My lunch today was leftover slaw with sliced baked tofu and a few cherries.

Along with local corn, another treat I watch for at the summer farmer’s markets is local cabbage so that I can make big batches of my favorite slaw. I serve this stuff with grilled Gardenburgers, tofu hot dogs, baked tofu, BBQ seitan…just about any grilled or baked protein, really. I suspect it would be especially nice with fish grilled with a ginger glaze, but as I don’t eat fish, I have not tested this out myself. This slaw is more like an Asian slaw than a traditional mayo-covered slaw, and the variety of veggies combined with dried cranberries and walnuts, provides a big dose of vitamins and good fats.

Cranberry Walnut Cole Slaw with Honey Sesame Dressing
makes lots and lots

  • 1/2 head green cabbage, thinly sliced
  • 1/2 head red cabbage, thinly sliced
  • 1/2 large red onion, thinly sliced
  • 2 carrots, peeled and grated or julienned, if you like
  • 1/2 cup dried cranberries (add more to taste)
  • 1/2 cup toasted walnut pieces (add more to taste)
  • 1/2 cup canola oil
  • 1 tbs tahini (sesame paste)
  • 2 tbs toasted sesame oil
  • 1/4 cup apple cider vinegar
  • 3 tbs tamari (or soy sauce)
  • 2-3 tbs honey (adjust to taste)
  • salt
  1. Combine cabbages, onion, carrots, cranberries, and walnuts in a big bowl.
  2. Put Canola oil, tahini, sesame oil, vinegar, tamari, and honey in a blend and whirl until just combined.

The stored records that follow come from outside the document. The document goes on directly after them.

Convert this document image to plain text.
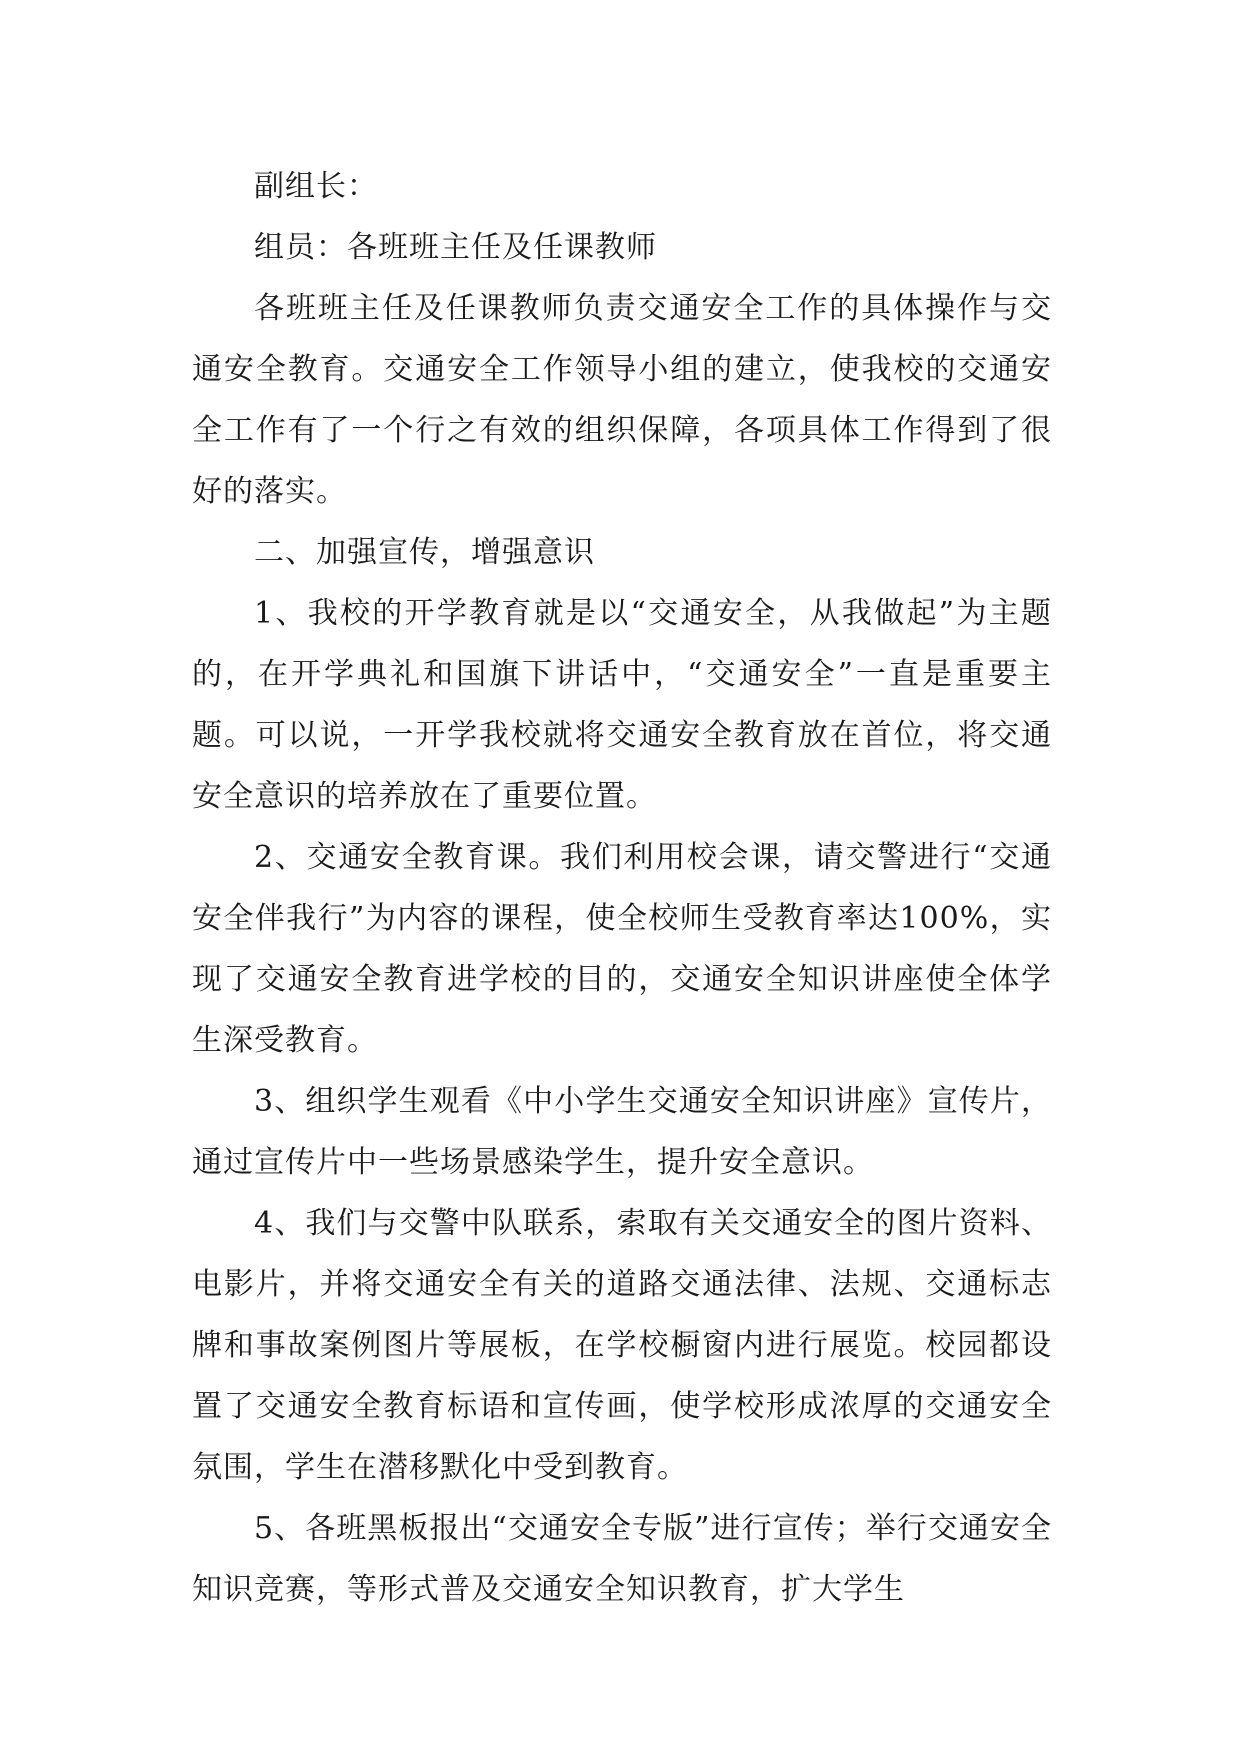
副组长：

组员：各班班主任及任课教师

各班班主任及任课教师负责交通安全工作的具体操作与交通安全教育。交通安全工作领导小组的建立，使我校的交通安全工作有了一个行之有效的组织保障，各项具体工作得到了很好的落实。

二、加强宣传，增强意识

1、我校的开学教育就是以“交通安全，从我做起”为主题的，在开学典礼和国旗下讲话中，“交通安全”一直是重要主题。可以说，一开学我校就将交通安全教育放在首位，将交通安全意识的培养放在了重要位置。

2、交通安全教育课。我们利用校会课，请交警进行“交通安全伴我行”为内容的课程，使全校师生受教育率达100%，实现了交通安全教育进学校的目的，交通安全知识讲座使全体学生深受教育。

3、组织学生观看《中小学生交通安全知识讲座》宣传片，通过宣传片中一些场景感染学生，提升安全意识。

4、我们与交警中队联系，索取有关交通安全的图片资料、电影片，并将交通安全有关的道路交通法律、法规、交通标志牌和事故案例图片等展板，在学校橱窗内进行展览。校园都设置了交通安全教育标语和宣传画，使学校形成浓厚的交通安全氛围，学生在潜移默化中受到教育。

5、各班黑板报出“交通安全专版”进行宣传；举行交通安全知识竞赛，等形式普及交通安全知识教育，扩大学生
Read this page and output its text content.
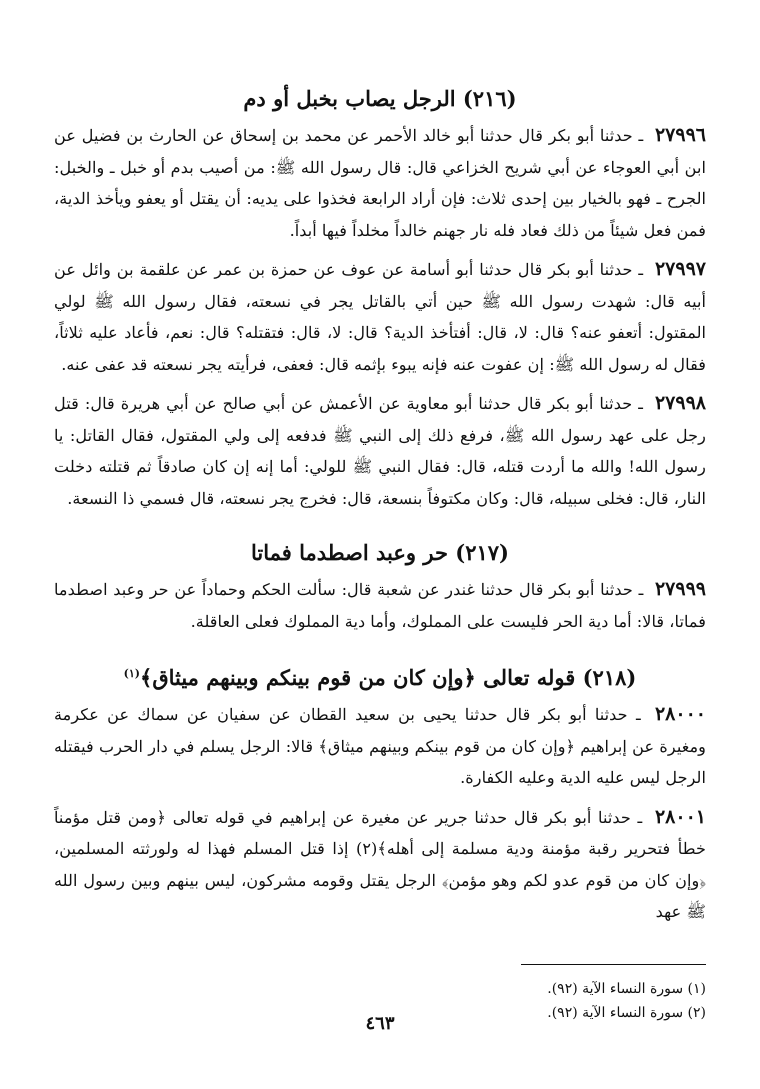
(٢١٦) الرجل يصاب بخبل أو دم

٢٧٩٩٦ ـ حدثنا أبو بكر قال حدثنا أبو خالد الأحمر عن محمد بن إسحاق عن الحارث بن فضيل عن ابن أبي العوجاء عن أبي شريح الخزاعي قال: قال رسول الله ﷺ: من أصيب بدم أو خبل ـ والخبل: الجرح ـ فهو بالخيار بين إحدى ثلاث: فإن أراد الرابعة فخذوا على يديه: أن يقتل أو يعفو ويأخذ الدية، فمن فعل شيئاً من ذلك فعاد فله نار جهنم خالداً مخلداً فيها أبداً.

٢٧٩٩٧ ـ حدثنا أبو بكر قال حدثنا أبو أسامة عن عوف عن حمزة بن عمر عن علقمة بن وائل عن أبيه قال: شهدت رسول الله ﷺ حين أتي بالقاتل يجر في نسعته، فقال رسول الله ﷺ لولي المقتول: أتعفو عنه؟ قال: لا، قال: أفتأخذ الدية؟ قال: لا، قال: فتقتله؟ قال: نعم، فأعاد عليه ثلاثاً، فقال له رسول الله ﷺ: إن عفوت عنه فإنه يبوء بإثمه قال: فعفى، فرأيته يجر نسعته قد عفى عنه.

٢٧٩٩٨ ـ حدثنا أبو بكر قال حدثنا أبو معاوية عن الأعمش عن أبي صالح عن أبي هريرة قال: قتل رجل على عهد رسول الله ﷺ، فرفع ذلك إلى النبي ﷺ فدفعه إلى ولي المقتول، فقال القاتل: يا رسول الله! والله ما أردت قتله، قال: فقال النبي ﷺ للولي: أما إنه إن كان صادقاً ثم قتلته دخلت النار، قال: فخلى سبيله، قال: وكان مكتوفاً بنسعة، قال: فخرج يجر نسعته، قال فسمي ذا النسعة.

(٢١٧) حر وعبد اصطدما فماتا

٢٧٩٩٩ ـ حدثنا أبو بكر قال حدثنا غندر عن شعبة قال: سألت الحكم وحماداً عن حر وعبد اصطدما فماتا، قالا: أما دية الحر فليست على المملوك، وأما دية المملوك فعلى العاقلة.

(٢١٨) قوله تعالى ﴿وإن كان من قوم بينكم وبينهم ميثاق﴾$^{(١)}$

٢٨٠٠٠ ـ حدثنا أبو بكر قال حدثنا يحيى بن سعيد القطان عن سفيان عن سماك عن عكرمة ومغيرة عن إبراهيم ﴿وإن كان من قوم بينكم وبينهم ميثاق﴾ قالا: الرجل يسلم في دار الحرب فيقتله الرجل ليس عليه الدية وعليه الكفارة.

٢٨٠٠١ ـ حدثنا أبو بكر قال حدثنا جرير عن مغيرة عن إبراهيم في قوله تعالى ﴿ومن قتل مؤمناً خطأ فتحرير رقبة مؤمنة ودية مسلمة إلى أهله﴾(٢) إذا قتل المسلم فهذا له ولورثته المسلمين، ﴿وإن كان من قوم عدو لكم وهو مؤمن﴾ الرجل يقتل وقومه مشركون، ليس بينهم وبين رسول الله ﷺ عهد

(١) سورة النساء الآية (٩٢).
(٢) سورة النساء الآية (٩٢).
٤٦٣
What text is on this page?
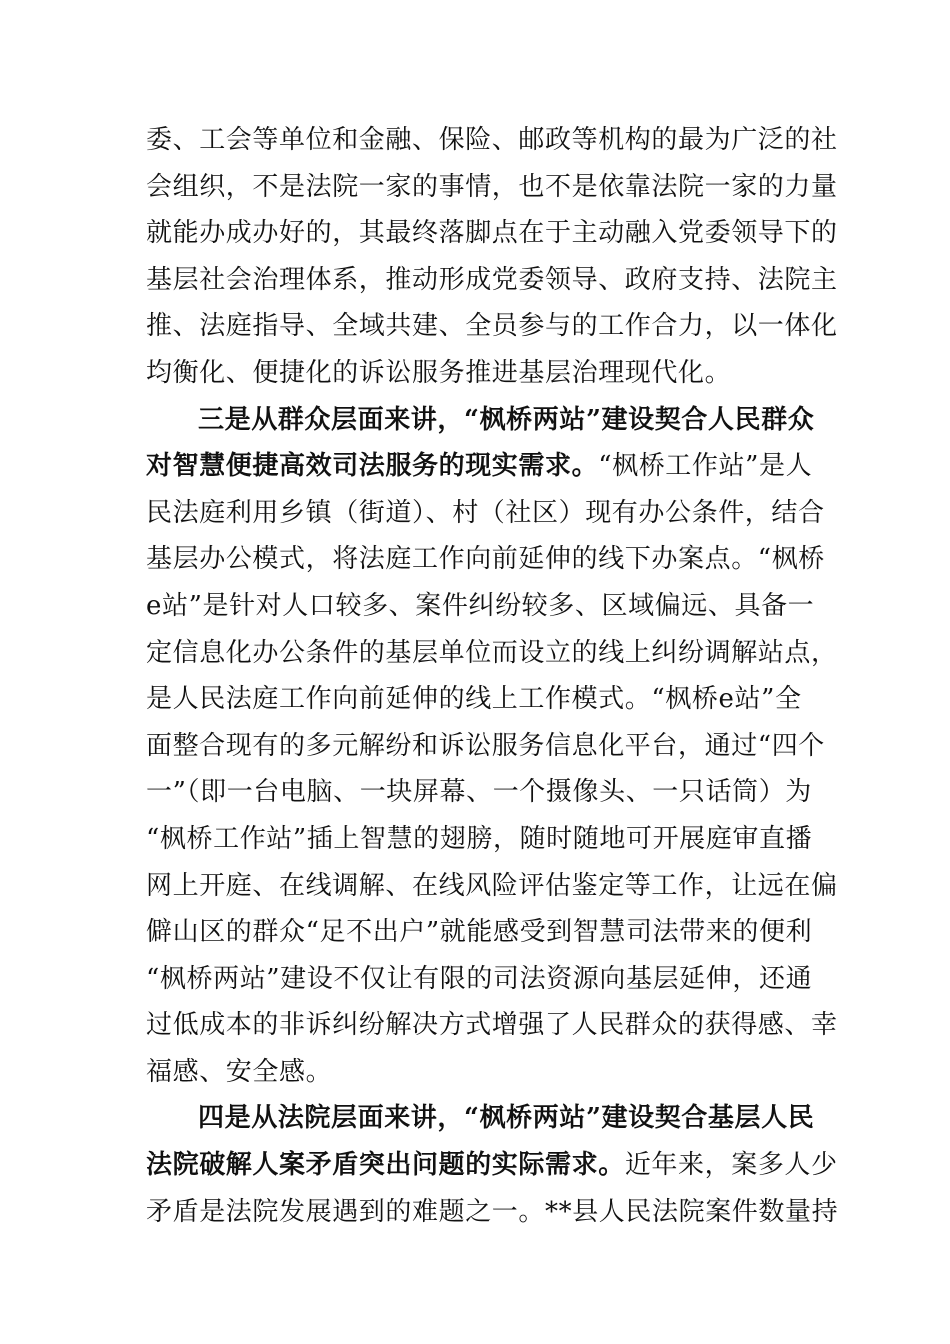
委、工会等单位和金融、保险、邮政等机构的最为广泛的社
会组织，不是法院一家的事情，也不是依靠法院一家的力量
就能办成办好的，其最终落脚点在于主动融入党委领导下的
基层社会治理体系，推动形成党委领导、政府支持、法院主
推、法庭指导、全域共建、全员参与的工作合力，以一体化
均衡化、便捷化的诉讼服务推进基层治理现代化。
三是从群众层面来讲，“枫桥两站”建设契合人民群众
对智慧便捷高效司法服务的现实需求。“枫桥工作站”是人
民法庭利用乡镇（街道）、村（社区）现有办公条件，结合
基层办公模式，将法庭工作向前延伸的线下办案点。“枫桥
e站”是针对人口较多、案件纠纷较多、区域偏远、具备一
定信息化办公条件的基层单位而设立的线上纠纷调解站点，
是人民法庭工作向前延伸的线上工作模式。“枫桥e站”全
面整合现有的多元解纷和诉讼服务信息化平台，通过“四个
一”（即一台电脑、一块屏幕、一个摄像头、一只话筒）为
“枫桥工作站”插上智慧的翅膀，随时随地可开展庭审直播
网上开庭、在线调解、在线风险评估鉴定等工作，让远在偏
僻山区的群众“足不出户”就能感受到智慧司法带来的便利
“枫桥两站”建设不仅让有限的司法资源向基层延伸，还通
过低成本的非诉纠纷解决方式增强了人民群众的获得感、幸
福感、安全感。
四是从法院层面来讲，“枫桥两站”建设契合基层人民
法院破解人案矛盾突出问题的实际需求。近年来，案多人少
矛盾是法院发展遇到的难题之一。**县人民法院案件数量持
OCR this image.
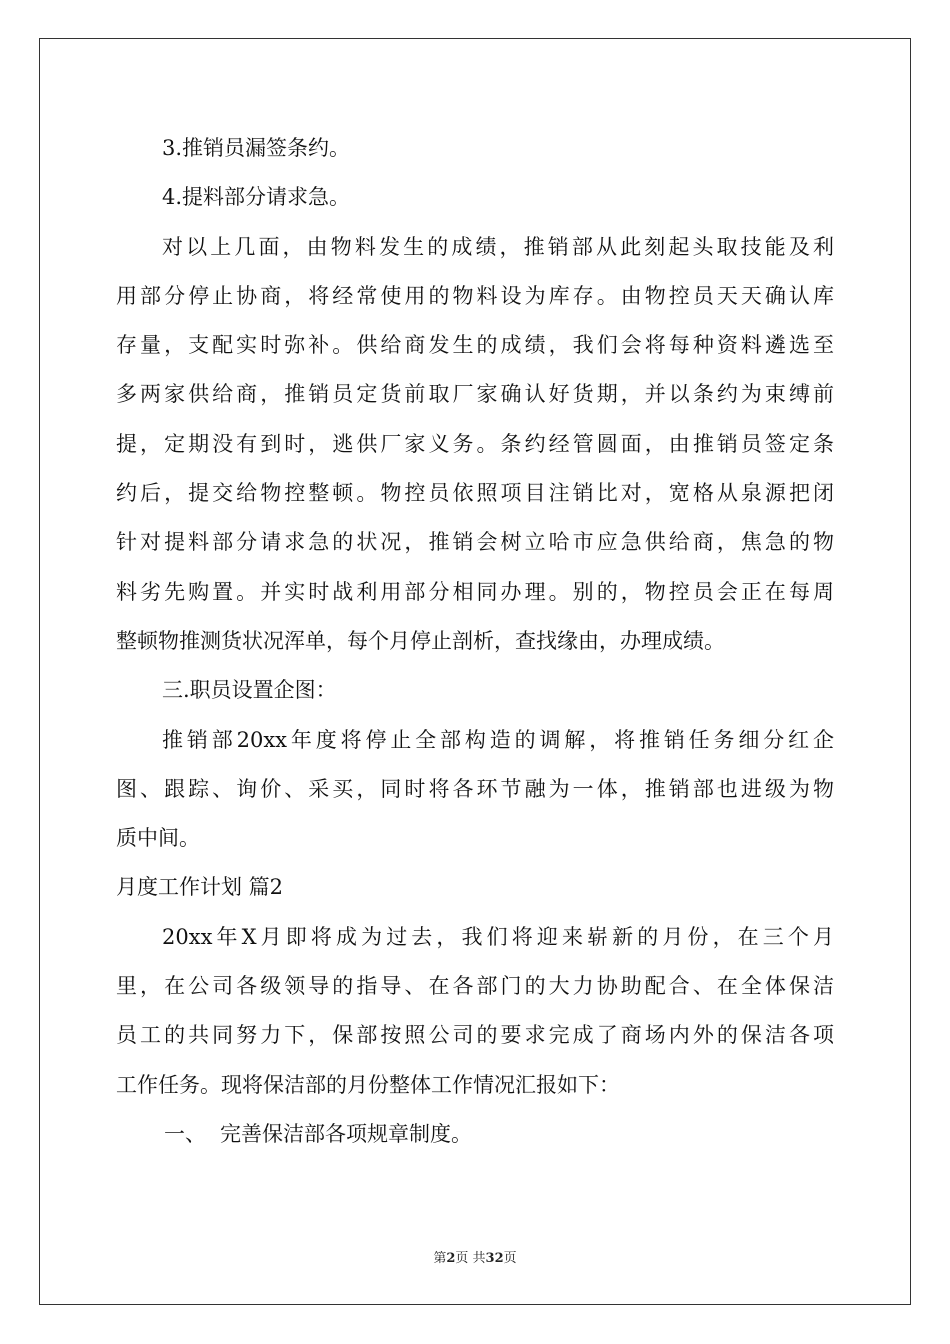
3.推销员漏签条约。
4.提料部分请求急。
对以上几面，由物料发生的成绩，推销部从此刻起头取技能及利
用部分停止协商，将经常使用的物料设为库存。由物控员天天确认库
存量，支配实时弥补。供给商发生的成绩，我们会将每种资料遴选至
多两家供给商，推销员定货前取厂家确认好货期，并以条约为束缚前
提，定期没有到时，逃供厂家义务。条约经管圆面，由推销员签定条
约后，提交给物控整顿。物控员依照项目注销比对，宽格从泉源把闭
针对提料部分请求急的状况，推销会树立哈市应急供给商，焦急的物
料劣先购置。并实时战利用部分相同办理。别的，物控员会正在每周
整顿物推测货状况浑单，每个月停止剖析，查找缘由，办理成绩。
三.职员设置企图：
推销部20xx年度将停止全部构造的调解，将推销任务细分红企
图、跟踪、询价、采买，同时将各环节融为一体，推销部也进级为物
质中间。
月度工作计划 篇2
20xx年X月即将成为过去，我们将迎来崭新的月份，在三个月
里，在公司各级领导的指导、在各部门的大力协助配合、在全体保洁
员工的共同努力下，保部按照公司的要求完成了商场内外的保洁各项
工作任务。现将保洁部的月份整体工作情况汇报如下：
一、 完善保洁部各项规章制度。
第2页 共32页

If you overdo it, the dressing will be more of a dip than a dressing as air gets whipped into it, so stop just after things come together.
  3. Pour dressing over slaw and toss to coat. Add a little salt, and toss again.
  4. Let sit for at least 30 minutes before eating to let the flavors combine. You can cover and refrigerate overnight, but try to eat within 3 days of making.